One entry in the bank: a short reusable reasoning strategy or heuristic, not a raw trajectory.

Test-time scaling (TTS)

Spending more compute at inference time (not training time) to get better results. Examples: best-of-N, self-refinement.

MaTTS

Memory-aware Test-Time Scaling. TTS combined with ReasoningBank: scaled exploration produces contrastive signal that feeds back into memory.

Parallel scaling

Run the agent k independent times on the same task. In MaTTS, all k trajectories feed self-contrast.

Sequential scaling

Run the agent once, then refine its output k times. In MaTTS, intermediate critiques also feed memory.

Self-contrast

Identifying strategies by comparing multiple attempts at the same task — what successful runs did differently from failed ones.

Self-refinement

A technique where the model critiques its own output and produces an improved version. Repeated iteratively.

LLM-as-a-Judge

Using a language model to evaluate outputs — here, to label trajectories success or failure without ground truth.

Embedding

A numerical fingerprint of a piece of text that enables semantic similarity search. Similar meanings → similar vectors.

ReAct

A prompting style for agents: alternate "Thought:" and "Action:" outputs at every step. Makes reasoning visible.

Pass@1 / Best-of-N

Two evaluation metrics: Pass@1 picks one trajectory at random; Best-of-N picks the best of N trajectories.

Success Rate (SR)

The fraction of tasks where the agent completes the goal. The primary effectiveness metric.

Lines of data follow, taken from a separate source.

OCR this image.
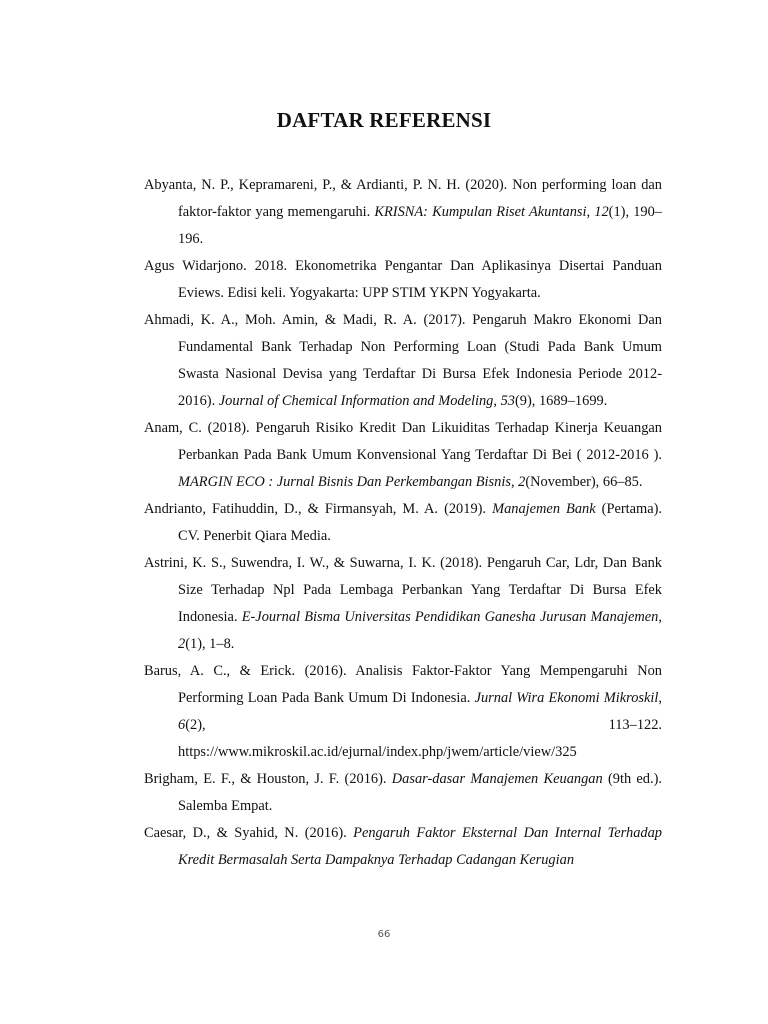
DAFTAR REFERENSI

Abyanta, N. P., Kepramareni, P., & Ardianti, P. N. H. (2020). Non performing loan dan faktor-faktor yang memengaruhi. KRISNA: Kumpulan Riset Akuntansi, 12(1), 190–196.

Agus Widarjono. 2018. Ekonometrika Pengantar Dan Aplikasinya Disertai Panduan Eviews. Edisi keli. Yogyakarta: UPP STIM YKPN Yogyakarta.

Ahmadi, K. A., Moh. Amin, & Madi, R. A. (2017). Pengaruh Makro Ekonomi Dan Fundamental Bank Terhadap Non Performing Loan (Studi Pada Bank Umum Swasta Nasional Devisa yang Terdaftar Di Bursa Efek Indonesia Periode 2012-2016). Journal of Chemical Information and Modeling, 53(9), 1689–1699.

Anam, C. (2018). Pengaruh Risiko Kredit Dan Likuiditas Terhadap Kinerja Keuangan Perbankan Pada Bank Umum Konvensional Yang Terdaftar Di Bei ( 2012-2016 ). MARGIN ECO : Jurnal Bisnis Dan Perkembangan Bisnis, 2(November), 66–85.

Andrianto, Fatihuddin, D., & Firmansyah, M. A. (2019). Manajemen Bank (Pertama). CV. Penerbit Qiara Media.

Astrini, K. S., Suwendra, I. W., & Suwarna, I. K. (2018). Pengaruh Car, Ldr, Dan Bank Size Terhadap Npl Pada Lembaga Perbankan Yang Terdaftar Di Bursa Efek Indonesia. E-Journal Bisma Universitas Pendidikan Ganesha Jurusan Manajemen, 2(1), 1–8.

Barus, A. C., & Erick. (2016). Analisis Faktor-Faktor Yang Mempengaruhi Non Performing Loan Pada Bank Umum Di Indonesia. Jurnal Wira Ekonomi Mikroskil, 6(2), 113–122. https://www.mikroskil.ac.id/ejurnal/index.php/jwem/article/view/325

Brigham, E. F., & Houston, J. F. (2016). Dasar-dasar Manajemen Keuangan (9th ed.). Salemba Empat.

Caesar, D., & Syahid, N. (2016). Pengaruh Faktor Eksternal Dan Internal Terhadap Kredit Bermasalah Serta Dampaknya Terhadap Cadangan Kerugian

66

WebArena / Mind2Web / SWE-Bench

Three agent benchmarks: WebArena is a self-hosted suite of real websites, Mind2Web tests cross-domain web generalization, SWE-Bench-Verified is real GitHub issues.

Synapse

A prior memory baseline that stores raw past trajectories and retrieves similar ones.

AWM (Agent Workflow Memory)

A prior memory baseline that abstracts successful trajectories into reusable workflows/procedures.